Depuis des siècles les Hommes cherchent un remède pour lutter contre le rhume. Il en existe aujourd’hui des tas, mais pas de vaccin, toujours hors de portée. Un chercheur viennois affirme néanmoins avoir déposé un brevet de vaccin contre cette infection virale qui touche des millions de personnes chaque année. D’après The Independent, Rudolf Valenta, un expert en allergie de l’Université de médecine de Vienne en Autriche qui a fait des recherches sur le rhinovirus responsable du rhume, propose de « rediriger la réponse immunitaire ».

Avant toute chose, rappelons qu’une demande de brevet ne garantit nullement un vaccin contre le rhume. Rudolf Valenta, qui a enquêté sur des mesures préventives pour les symptômes du rhume et des allergies pendant des décennies, propose néanmoins une manière différente de s’attaquer au virus. Selon lui, le système immunitaire a tendance à s’attaquer « au cœur » du virus, ce qui ne serait pas le moyen le plus efficace de lutter contre la maladie. Son vaccin propose alors de rediriger la réponse immunitaire vers la « coquille extérieure » du virus qui provoque les infections en se fixant sur les membranes muqueuses de la bouche, de la gorge, des voies nasales et de l’estomac.

Bien qu’il existe une centaine de souches différentes du rhume, le chercheur suggère que son vaccin encouragerait le corps à reconnaître et développer ses défenses contre la partie externe du rhinovirus qui, selon lui, est similaire au sein des différentes souches : « sur la base de nos résultats, il devrait être possible de concevoir des vaccins qui permettent la réorientation des réponses d’anticorps contre des épitopes neutralisants de rhinovirus et de traiter les maladies qui en résultent », assure Rudolf Valenta. Si cet homme parvient à mener des essais cliniques, il espère pouvoir utiliser le vaccin d’ici six à huit ans.
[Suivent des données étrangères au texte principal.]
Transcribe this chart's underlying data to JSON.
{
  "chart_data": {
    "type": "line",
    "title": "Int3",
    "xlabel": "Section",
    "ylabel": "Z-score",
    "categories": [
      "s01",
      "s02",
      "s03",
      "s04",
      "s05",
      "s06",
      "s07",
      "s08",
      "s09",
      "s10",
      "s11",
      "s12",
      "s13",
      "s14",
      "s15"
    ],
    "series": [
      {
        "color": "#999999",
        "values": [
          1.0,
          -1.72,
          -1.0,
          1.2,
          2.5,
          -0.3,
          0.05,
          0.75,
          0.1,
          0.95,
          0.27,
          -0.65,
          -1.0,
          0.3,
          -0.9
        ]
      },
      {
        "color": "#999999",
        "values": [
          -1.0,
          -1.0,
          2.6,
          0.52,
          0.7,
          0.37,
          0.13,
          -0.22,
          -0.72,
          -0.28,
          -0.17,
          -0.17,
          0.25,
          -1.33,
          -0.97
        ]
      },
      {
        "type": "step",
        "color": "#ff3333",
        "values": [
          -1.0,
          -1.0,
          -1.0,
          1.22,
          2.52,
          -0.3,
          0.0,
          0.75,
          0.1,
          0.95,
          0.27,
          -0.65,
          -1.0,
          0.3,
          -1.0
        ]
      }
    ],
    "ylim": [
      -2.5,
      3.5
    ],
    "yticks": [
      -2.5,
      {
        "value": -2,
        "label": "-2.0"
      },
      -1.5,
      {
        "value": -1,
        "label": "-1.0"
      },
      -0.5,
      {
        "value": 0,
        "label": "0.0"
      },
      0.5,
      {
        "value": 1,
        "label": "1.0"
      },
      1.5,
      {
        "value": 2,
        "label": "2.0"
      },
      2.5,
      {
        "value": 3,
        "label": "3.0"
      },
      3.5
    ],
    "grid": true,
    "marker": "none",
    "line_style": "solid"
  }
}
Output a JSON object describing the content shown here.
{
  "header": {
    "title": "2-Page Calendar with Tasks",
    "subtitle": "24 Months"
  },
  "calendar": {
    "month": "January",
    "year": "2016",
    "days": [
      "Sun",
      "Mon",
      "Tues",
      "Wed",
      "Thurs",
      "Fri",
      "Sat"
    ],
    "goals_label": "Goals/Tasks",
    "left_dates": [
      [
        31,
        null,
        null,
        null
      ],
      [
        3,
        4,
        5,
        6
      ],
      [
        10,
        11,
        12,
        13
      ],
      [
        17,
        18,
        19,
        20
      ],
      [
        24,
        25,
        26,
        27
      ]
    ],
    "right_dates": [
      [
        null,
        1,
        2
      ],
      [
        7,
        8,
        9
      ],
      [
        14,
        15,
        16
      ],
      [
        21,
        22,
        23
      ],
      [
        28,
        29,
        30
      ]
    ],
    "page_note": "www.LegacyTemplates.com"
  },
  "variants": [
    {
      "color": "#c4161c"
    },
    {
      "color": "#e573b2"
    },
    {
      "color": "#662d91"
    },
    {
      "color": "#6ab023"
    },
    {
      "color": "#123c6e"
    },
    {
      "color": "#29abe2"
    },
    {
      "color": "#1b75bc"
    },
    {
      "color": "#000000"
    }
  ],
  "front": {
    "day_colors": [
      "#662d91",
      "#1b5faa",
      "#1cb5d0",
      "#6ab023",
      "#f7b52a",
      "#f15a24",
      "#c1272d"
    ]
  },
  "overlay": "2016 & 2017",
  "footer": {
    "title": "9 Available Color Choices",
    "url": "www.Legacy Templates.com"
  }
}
Jonathan Ball, professeur de virologie moléculaire à l’Université de Nottingham, se montre néanmoins mesuré quant à ces projections, déclarant à The Independent que les chercheurs « pourraient être sur quelque chose », mais que le dépôt d’un brevet était « ne garantissait en rien d’avoir un vaccin approuvé ». Donc en attendant, gardez vos mouchoirs dans la poche.